When Kris Van Assche traveled to the Berluti factory in Ferrara, Italy, he was still trying to get a fix on what might become the thematic algorithm—the heart—of his first runway show for the brand he joined last April. And then he saw it: the huge square marble table at which Berluti’s artisans sit to apply dye and polish up the patina of the shoes for which this 1895-founded company is so renowned. Struck not only by the creamy deep whiteness of the marble, but the circles and blotches left by years’ worth of lovingly applied polishes—flecks of pink and blue and orange and green and red—Van Assche knew he had stumbled upon the key with which to unlock his new iteration of Berluti.
“I totally, totally love the contrast of the noble and the rough. So we photographed it, and it became a print on the silk shirts, suits, and coats—we didn’t retouch it at all. And all those colors provided the palette for the rest of the collection,” Van Assche explained. To show how fundamental he feels the patina is, the designer’s first look was a hand-cut suit in patinated brown leather. The technique used to apply the richly layered fluctuating densities of color was different to that used on a Berluti shoe—say an Alessandro or an Andy—because on the suit it would have stained the clothing worn beneath it. Both through his use of color drawn from the stains on the patina table and this first suit, Van Assche was building a connection between the accessories upon which Berluti was founded and the clothes he now becomes the third designer charged with producing.
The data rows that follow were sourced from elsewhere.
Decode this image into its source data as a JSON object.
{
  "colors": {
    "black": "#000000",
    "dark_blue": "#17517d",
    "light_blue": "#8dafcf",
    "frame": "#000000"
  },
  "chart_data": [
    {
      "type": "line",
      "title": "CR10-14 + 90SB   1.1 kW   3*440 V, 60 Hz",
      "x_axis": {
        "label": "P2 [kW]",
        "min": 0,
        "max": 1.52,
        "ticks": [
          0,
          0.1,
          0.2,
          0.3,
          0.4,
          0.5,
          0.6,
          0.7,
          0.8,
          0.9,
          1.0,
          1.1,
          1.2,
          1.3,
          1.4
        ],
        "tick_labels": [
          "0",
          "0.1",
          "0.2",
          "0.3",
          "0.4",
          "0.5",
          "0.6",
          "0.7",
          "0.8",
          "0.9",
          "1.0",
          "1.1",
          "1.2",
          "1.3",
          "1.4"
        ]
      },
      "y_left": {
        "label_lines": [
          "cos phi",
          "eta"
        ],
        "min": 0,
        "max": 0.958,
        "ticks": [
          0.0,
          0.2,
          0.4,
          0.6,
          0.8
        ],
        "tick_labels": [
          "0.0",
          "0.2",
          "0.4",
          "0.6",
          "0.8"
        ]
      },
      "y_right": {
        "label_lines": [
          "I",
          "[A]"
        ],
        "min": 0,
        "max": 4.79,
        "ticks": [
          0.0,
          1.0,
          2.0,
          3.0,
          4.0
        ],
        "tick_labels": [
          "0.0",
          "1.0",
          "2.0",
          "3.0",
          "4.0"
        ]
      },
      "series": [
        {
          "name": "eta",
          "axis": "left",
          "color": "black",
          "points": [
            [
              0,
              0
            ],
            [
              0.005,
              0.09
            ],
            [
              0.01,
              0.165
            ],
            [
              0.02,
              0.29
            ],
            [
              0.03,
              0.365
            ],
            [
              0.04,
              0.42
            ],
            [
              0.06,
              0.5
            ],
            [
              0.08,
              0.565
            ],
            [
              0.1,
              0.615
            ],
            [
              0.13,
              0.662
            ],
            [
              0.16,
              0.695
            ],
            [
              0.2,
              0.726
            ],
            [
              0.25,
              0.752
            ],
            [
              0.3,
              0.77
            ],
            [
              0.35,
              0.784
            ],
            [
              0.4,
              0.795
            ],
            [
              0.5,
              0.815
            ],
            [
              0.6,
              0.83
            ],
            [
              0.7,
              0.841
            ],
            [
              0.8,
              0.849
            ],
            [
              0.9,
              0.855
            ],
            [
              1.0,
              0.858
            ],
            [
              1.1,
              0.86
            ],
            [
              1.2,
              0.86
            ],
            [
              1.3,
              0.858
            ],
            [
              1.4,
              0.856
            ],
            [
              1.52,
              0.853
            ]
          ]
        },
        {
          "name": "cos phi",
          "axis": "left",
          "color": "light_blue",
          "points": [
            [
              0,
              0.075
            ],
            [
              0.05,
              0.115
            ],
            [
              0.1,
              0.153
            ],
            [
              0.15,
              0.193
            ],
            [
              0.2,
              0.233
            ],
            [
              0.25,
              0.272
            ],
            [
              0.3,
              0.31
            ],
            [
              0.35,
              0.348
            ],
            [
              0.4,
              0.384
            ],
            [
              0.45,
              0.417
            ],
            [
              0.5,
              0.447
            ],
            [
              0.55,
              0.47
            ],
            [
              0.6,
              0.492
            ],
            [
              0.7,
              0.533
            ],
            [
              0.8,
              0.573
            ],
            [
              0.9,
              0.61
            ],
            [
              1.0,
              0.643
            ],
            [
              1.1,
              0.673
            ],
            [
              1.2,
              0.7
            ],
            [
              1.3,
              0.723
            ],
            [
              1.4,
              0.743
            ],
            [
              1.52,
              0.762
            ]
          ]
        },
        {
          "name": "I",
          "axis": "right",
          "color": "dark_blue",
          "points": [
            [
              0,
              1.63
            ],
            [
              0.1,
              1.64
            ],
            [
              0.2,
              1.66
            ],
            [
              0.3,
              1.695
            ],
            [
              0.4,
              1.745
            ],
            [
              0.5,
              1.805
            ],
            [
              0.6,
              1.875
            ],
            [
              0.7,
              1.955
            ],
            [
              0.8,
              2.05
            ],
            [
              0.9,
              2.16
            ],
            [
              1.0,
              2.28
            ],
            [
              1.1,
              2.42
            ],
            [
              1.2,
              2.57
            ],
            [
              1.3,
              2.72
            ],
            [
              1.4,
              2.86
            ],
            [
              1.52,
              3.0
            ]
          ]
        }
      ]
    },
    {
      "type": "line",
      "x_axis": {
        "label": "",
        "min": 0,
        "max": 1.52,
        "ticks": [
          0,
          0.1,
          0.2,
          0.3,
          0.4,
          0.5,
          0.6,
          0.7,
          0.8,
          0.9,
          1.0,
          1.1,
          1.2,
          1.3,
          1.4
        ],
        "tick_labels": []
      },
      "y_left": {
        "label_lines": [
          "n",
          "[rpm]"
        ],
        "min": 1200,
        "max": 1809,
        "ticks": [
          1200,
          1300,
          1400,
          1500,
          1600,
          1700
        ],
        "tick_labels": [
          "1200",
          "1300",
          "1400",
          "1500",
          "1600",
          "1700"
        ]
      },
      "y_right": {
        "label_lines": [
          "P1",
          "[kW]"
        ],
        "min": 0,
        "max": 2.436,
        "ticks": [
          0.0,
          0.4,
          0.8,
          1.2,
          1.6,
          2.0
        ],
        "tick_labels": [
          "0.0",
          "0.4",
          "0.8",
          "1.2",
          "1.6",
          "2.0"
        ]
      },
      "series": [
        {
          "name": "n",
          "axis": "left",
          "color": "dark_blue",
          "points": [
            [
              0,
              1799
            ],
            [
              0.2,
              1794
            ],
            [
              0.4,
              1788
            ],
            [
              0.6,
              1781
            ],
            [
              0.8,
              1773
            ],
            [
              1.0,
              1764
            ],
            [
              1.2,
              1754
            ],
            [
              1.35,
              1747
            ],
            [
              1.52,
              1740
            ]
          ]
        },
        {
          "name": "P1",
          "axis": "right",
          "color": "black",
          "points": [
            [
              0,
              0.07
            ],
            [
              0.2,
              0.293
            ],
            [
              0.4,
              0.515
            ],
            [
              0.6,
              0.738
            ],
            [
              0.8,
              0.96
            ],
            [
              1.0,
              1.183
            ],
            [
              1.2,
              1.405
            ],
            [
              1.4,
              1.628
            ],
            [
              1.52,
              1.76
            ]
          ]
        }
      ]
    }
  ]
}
Like Haider Ackermann before him, Van Assche populated this show—the only exclusively masculine house in the LVMH group—with plenty of women. With the exception of a rib-knit dress in complementary shades of blue, women-worn outfits were variations of the menswear. The final looks, simultaneously presented on both genders, were a brace of black suits: Van Assche is Van Assche. Unlined kangaroo-hide trenches, some a rich red russet, some a soft throbbing fluctuation of several colors—plus a great astrakhan-effect gray shearling, a black croc bomber, and several leather hoodie and track pant looks—supplied the powerfully animal accent you’d expect from a house that stands on its heritage in leather.
Paneled moto pants stamped with the year of the company’s founding were worn beneath table-print shirting and strong-shouldered, tailored jackets or overcoats in some of the brightest tones in the kaleidoscope. Often these came with leather shoe tassels attached to the lapel by a safety pin brooch. A gray leather trenchcoat over a charcoal city suit and a dark gray suit in a jacquard of irregular black clouds were looks in which Van Assche explored a darker aspect of patina.
The shoes, all important, were bold adaptations of the Alessandro, radically sliced to produce an irregular chisel-toe shape, often emphasized with metal plates that shined under the spotlights, another play on patina. White sneakers came in the same shape. The stealth submarine toe shape was reflected in the molded leather bags—richly patinated, naturally—slung across many of the looks here.
This first in-the-wild display of Berluti 3.0—the Van Assche update—explored a series of interesting dialectics: between the shine and depth of patina, between the differences and overlaps in accessories and clothing; and between the expressively idiosyncratic appeal of the brand’s core products and its position in a highly formalized luxury menswear sector.